RC5 is a new block cipher devised by Ron Rivest - one of the inventors of the RSA cryptosystem - as an alternative for the old American standard DES. The cipher has a variable key size, and a variable input/output block size. Variable key length permits RC5 to be exported abroad, but only under the condition that the key size is less or equal to 40 bits. Such a small key length, may make the cipher vulnerable to the exhaustive key search attack. Your task is to design at the logic level the RC-5 breaking machine, and to estimate the number of chips that are necessary to break a single key within one hour.
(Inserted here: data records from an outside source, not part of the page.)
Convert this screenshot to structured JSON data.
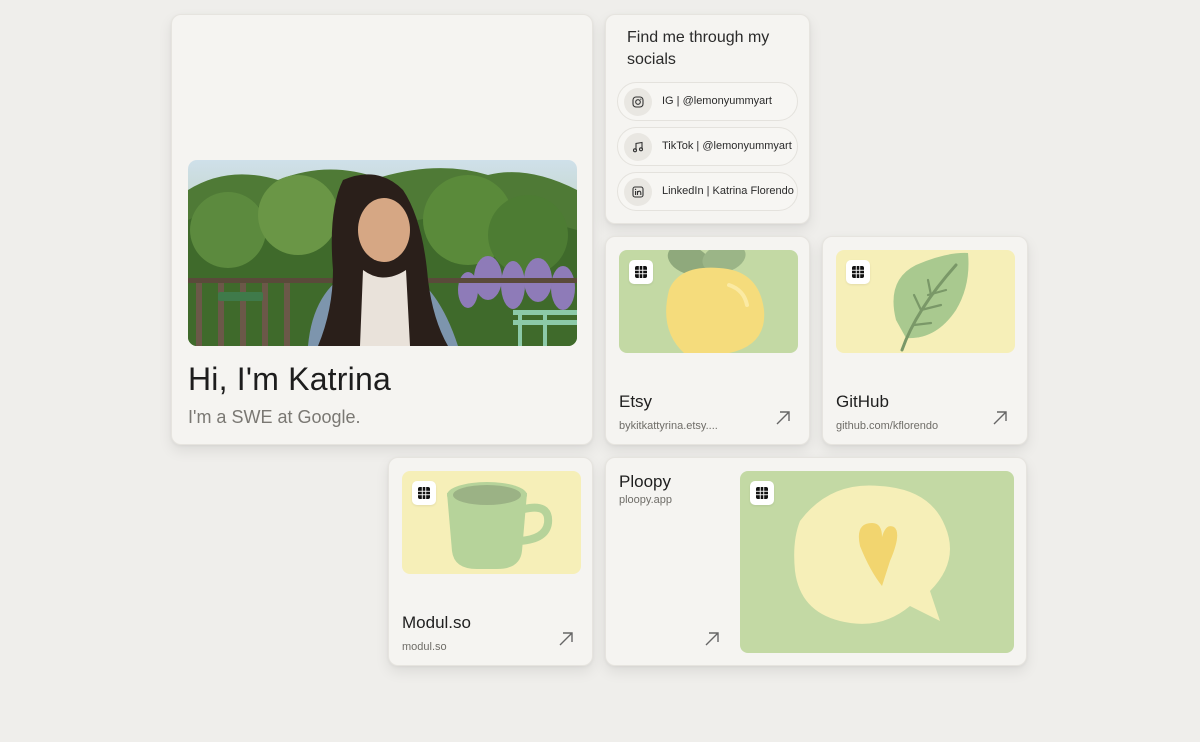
{
  "profile": {
    "name": "Hi, I'm Katrina",
    "bio": "I'm a SWE at Google."
  },
  "socials": {
    "title": "Find me through my socials",
    "items": [
      {
        "label": "IG | @lemonyummyart",
        "icon": "instagram-icon"
      },
      {
        "label": "TikTok | @lemonyummyart",
        "icon": "music-note-icon"
      },
      {
        "label": "LinkedIn | Katrina Florendo",
        "icon": "linkedin-icon"
      }
    ]
  },
  "links": {
    "etsy": {
      "title": "Etsy",
      "subtitle": "bykitkattyrina.etsy....",
      "icon": "grid-logo-icon",
      "illustration": "lemon"
    },
    "github": {
      "title": "GitHub",
      "subtitle": "github.com/kflorendo",
      "icon": "grid-logo-icon",
      "illustration": "leaf"
    },
    "modul": {
      "title": "Modul.so",
      "subtitle": "modul.so",
      "icon": "grid-logo-icon",
      "illustration": "mug"
    },
    "ploopy": {
      "title": "Ploopy",
      "subtitle": "ploopy.app",
      "icon": "grid-logo-icon",
      "illustration": "heart-speech-bubble"
    }
  },
  "colors": {
    "background": "#efeeeb",
    "card": "#f5f4f1",
    "sage": "#c3d9a4",
    "butter": "#f6efb8",
    "lemon": "#f5dc7c",
    "leaf": "#a9c98f"
  }
}
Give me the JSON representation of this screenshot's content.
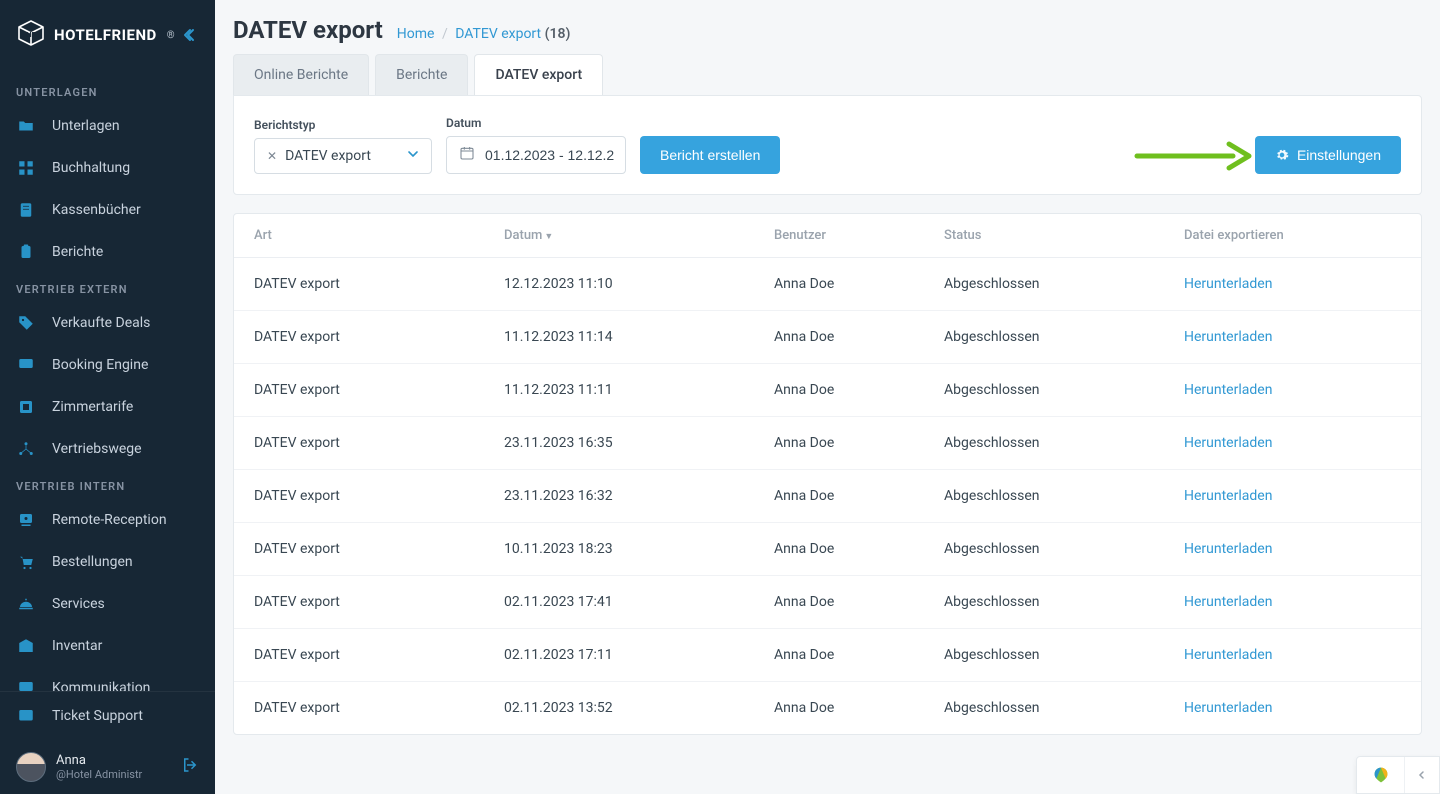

You can follow the design and cost estimates for the DES breaking machine devised by Michael Wiener [5]. Basic operations of the RC5 are: XOR, rotation, and addition.

Literature:

1. B. Schneier, "Applied cryptography," chapter 14.8, pp. 344-346.
2. R. L. Rivest, "The RC5 Encryption Algorithm," RSA Laboratories' CryptoBytes, vol. 1, no. 1, spring 1995, pp. 9-11.
3. B. Kaliski and Y. L. Yin, "On the Security of the RC5 Encryption Algorithm," RSA Laboratories' CryptoBytes, vol. 1, no. 2, summer 1995, pp. 13-14.
4. A. J. Menezes, P. C. van Oorschot, and S. A. Vanstone, "Handbook of Applied Cryptology," chapter 7.7.2, pp. 269-270.
5. M.J. Wiener, "Efficient DES Key Search," Technical Report TR-244, School of Computer Science, Carleton University, May 1994.